Der Geophysiker und sein Team gehen außerdem der Frage nach, ob abrutschende Hänge an der Steilküste der Insel Pico in der Vergangenheit Tsunamis ausgelöst haben. „Welche Risiken es birgt, wenn Teile von einer solchen Steilküste abrutschen, hängt nicht nur vom Volumen des abbrechenden Materials ab. Es spielt auch eine Rolle, wie abrupt der Hang abrutscht und wie schnell die Abbrüche aufeinander folgen“, so Hübscher. Um abzuschätzen, welche Gefahr die Steilküste von Pico birgt, untersuchen die Wissenschaftler Spuren vergangener Abbrüche unter Wasser mit einem sogenannten Fächerlot sowie einer reflexionsseismischen Methode, mit der Querschnitte durch den Meeresboden abgebildet werden können.

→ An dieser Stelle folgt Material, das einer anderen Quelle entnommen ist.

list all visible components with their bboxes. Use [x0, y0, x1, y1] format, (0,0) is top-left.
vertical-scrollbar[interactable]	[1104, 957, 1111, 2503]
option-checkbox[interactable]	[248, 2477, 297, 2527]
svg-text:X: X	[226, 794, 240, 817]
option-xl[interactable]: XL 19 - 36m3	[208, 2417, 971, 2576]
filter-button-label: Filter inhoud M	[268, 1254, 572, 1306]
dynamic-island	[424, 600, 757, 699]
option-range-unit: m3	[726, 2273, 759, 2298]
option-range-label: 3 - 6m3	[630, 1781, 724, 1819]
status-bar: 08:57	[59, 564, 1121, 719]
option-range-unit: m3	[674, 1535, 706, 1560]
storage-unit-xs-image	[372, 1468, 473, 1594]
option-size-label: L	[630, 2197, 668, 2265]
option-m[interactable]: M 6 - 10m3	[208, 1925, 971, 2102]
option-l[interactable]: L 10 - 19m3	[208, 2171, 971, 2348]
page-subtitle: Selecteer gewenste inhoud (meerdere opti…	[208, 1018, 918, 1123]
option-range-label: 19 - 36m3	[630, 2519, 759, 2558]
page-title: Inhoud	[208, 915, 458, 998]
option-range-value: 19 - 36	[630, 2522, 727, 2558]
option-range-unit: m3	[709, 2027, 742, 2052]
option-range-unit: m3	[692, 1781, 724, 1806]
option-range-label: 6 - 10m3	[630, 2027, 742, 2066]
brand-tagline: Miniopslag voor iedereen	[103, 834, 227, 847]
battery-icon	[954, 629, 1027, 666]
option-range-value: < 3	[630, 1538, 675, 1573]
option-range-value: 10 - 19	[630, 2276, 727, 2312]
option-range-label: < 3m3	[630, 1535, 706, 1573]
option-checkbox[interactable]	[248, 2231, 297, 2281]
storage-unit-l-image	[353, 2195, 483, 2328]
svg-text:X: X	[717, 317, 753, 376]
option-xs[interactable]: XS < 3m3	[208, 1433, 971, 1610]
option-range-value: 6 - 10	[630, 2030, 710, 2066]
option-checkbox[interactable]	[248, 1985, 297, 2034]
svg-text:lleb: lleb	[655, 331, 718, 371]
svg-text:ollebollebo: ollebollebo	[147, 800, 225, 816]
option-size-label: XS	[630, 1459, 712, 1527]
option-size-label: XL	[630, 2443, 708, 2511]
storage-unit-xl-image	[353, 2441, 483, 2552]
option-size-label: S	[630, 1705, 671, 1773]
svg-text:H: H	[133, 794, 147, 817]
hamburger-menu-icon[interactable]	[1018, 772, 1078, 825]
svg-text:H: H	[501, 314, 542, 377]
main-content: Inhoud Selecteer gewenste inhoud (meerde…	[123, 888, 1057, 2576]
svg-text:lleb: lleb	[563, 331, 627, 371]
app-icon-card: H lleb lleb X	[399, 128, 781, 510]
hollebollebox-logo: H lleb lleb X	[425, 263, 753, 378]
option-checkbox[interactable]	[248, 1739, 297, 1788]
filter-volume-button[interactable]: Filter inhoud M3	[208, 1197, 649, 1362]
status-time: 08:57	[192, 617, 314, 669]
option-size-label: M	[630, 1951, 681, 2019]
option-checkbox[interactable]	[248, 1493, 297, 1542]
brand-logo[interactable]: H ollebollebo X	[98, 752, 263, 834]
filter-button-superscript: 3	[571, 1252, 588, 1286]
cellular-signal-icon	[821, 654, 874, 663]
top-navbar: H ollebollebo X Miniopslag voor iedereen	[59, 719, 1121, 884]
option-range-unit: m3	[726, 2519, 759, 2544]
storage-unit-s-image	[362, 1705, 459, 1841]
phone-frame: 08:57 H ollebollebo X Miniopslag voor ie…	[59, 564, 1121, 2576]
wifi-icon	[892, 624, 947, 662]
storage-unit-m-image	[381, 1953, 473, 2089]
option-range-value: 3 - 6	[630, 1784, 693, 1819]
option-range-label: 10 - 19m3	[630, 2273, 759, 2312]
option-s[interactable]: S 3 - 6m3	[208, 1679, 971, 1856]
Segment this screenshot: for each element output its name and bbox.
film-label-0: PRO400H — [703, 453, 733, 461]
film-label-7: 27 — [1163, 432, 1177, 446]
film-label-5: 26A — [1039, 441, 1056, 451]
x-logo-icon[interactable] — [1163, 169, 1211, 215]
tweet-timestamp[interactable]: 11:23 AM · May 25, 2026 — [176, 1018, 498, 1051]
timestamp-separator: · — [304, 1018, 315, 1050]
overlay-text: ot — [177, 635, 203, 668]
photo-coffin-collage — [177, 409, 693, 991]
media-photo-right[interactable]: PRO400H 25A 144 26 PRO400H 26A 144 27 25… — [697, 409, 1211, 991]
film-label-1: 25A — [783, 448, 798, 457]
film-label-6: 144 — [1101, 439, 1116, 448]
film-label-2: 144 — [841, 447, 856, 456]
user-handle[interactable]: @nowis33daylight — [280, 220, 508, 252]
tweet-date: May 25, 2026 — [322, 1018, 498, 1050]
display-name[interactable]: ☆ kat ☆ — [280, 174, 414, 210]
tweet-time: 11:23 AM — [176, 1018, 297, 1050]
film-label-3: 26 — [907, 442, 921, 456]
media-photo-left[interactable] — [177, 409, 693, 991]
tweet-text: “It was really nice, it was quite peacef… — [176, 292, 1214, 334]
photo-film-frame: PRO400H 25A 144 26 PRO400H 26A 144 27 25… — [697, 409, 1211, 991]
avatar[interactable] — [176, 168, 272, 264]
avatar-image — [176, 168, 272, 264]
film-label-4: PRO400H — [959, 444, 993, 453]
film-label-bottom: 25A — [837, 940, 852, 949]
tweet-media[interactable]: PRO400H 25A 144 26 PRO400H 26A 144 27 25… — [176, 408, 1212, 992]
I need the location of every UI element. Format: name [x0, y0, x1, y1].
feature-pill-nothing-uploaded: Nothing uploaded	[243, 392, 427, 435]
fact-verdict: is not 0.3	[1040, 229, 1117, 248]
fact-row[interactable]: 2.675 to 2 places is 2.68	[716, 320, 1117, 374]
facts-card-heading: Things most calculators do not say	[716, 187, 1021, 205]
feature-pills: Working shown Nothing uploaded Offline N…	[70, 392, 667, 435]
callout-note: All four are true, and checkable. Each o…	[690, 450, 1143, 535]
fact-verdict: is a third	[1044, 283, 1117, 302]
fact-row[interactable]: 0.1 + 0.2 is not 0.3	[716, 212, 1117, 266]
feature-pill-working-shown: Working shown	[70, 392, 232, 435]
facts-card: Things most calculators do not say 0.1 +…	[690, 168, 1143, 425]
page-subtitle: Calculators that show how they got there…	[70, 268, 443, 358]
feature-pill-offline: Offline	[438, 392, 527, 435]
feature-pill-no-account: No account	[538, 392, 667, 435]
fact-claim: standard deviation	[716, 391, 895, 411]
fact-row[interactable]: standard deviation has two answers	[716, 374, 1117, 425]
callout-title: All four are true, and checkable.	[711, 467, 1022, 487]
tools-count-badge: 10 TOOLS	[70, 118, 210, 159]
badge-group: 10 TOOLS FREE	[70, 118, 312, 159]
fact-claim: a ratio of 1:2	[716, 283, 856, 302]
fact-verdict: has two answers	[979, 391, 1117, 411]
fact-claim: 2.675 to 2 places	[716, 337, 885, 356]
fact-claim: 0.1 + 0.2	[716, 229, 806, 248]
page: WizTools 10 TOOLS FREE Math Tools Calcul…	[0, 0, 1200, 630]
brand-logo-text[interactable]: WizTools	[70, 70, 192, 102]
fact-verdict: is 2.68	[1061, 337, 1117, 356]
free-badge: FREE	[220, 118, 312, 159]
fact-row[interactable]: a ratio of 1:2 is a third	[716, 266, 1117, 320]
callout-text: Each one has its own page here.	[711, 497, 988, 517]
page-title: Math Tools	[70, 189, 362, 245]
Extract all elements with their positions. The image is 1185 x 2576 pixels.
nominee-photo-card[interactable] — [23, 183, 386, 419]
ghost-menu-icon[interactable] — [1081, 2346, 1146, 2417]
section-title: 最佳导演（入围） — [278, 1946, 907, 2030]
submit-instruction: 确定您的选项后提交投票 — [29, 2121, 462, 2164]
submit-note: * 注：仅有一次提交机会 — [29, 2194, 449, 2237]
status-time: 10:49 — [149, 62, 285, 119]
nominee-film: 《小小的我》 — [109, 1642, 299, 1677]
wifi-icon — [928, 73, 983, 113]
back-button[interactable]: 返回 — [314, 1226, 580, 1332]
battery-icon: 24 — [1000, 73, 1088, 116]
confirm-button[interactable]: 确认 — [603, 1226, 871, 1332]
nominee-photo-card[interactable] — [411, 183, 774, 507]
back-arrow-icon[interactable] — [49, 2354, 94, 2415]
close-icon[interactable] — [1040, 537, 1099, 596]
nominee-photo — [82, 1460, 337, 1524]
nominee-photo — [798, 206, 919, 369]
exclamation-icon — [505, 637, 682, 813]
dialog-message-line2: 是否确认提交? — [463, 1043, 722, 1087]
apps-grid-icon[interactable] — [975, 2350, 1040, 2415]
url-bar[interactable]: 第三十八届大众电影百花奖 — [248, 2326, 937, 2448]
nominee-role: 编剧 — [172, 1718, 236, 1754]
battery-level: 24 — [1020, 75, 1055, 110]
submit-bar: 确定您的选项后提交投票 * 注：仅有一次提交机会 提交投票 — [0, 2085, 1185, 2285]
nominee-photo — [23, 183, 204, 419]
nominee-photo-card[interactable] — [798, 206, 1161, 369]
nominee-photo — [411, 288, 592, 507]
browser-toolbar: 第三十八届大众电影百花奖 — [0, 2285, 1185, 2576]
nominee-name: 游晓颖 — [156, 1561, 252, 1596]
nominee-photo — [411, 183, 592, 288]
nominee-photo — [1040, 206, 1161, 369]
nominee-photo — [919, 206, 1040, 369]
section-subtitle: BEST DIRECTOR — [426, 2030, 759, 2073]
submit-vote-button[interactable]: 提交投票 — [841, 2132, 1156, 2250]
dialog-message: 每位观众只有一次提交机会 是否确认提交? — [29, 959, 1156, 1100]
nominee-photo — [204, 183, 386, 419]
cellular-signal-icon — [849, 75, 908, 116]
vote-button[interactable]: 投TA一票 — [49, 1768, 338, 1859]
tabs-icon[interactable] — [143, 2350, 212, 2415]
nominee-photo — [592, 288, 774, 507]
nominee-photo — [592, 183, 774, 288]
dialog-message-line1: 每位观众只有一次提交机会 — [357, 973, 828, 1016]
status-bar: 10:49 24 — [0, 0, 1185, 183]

Während der Forschungsarbeiten sind die Wissenschaftlerinnen und Wissenschaftler auch auf eine ungewöhnliche Struktur am Meeresboden gestoßen: Ein kreisförmiger Krater, in dessen Mitte sich ein Hügel erhebt.  Diese seltenen Unterwasserstrukturen werden informell als „Fried Egg“, also „Spiegelei“ bezeichnet. Bisher wurde vermutet, dass  es sich dabei um Spuren von 17 Millionen Jahre alten Meteoriteneinschlägen handelt. „Diese Hypothese  können wir mittlerweile ausschließen“, so Hübscher. „Noch diskutieren wir hier an Bord unterschiedliche Alternativmodelle, aber wir sind optimistisch, die Entstehung dieser markanten Strukturen bald verstanden zu haben“.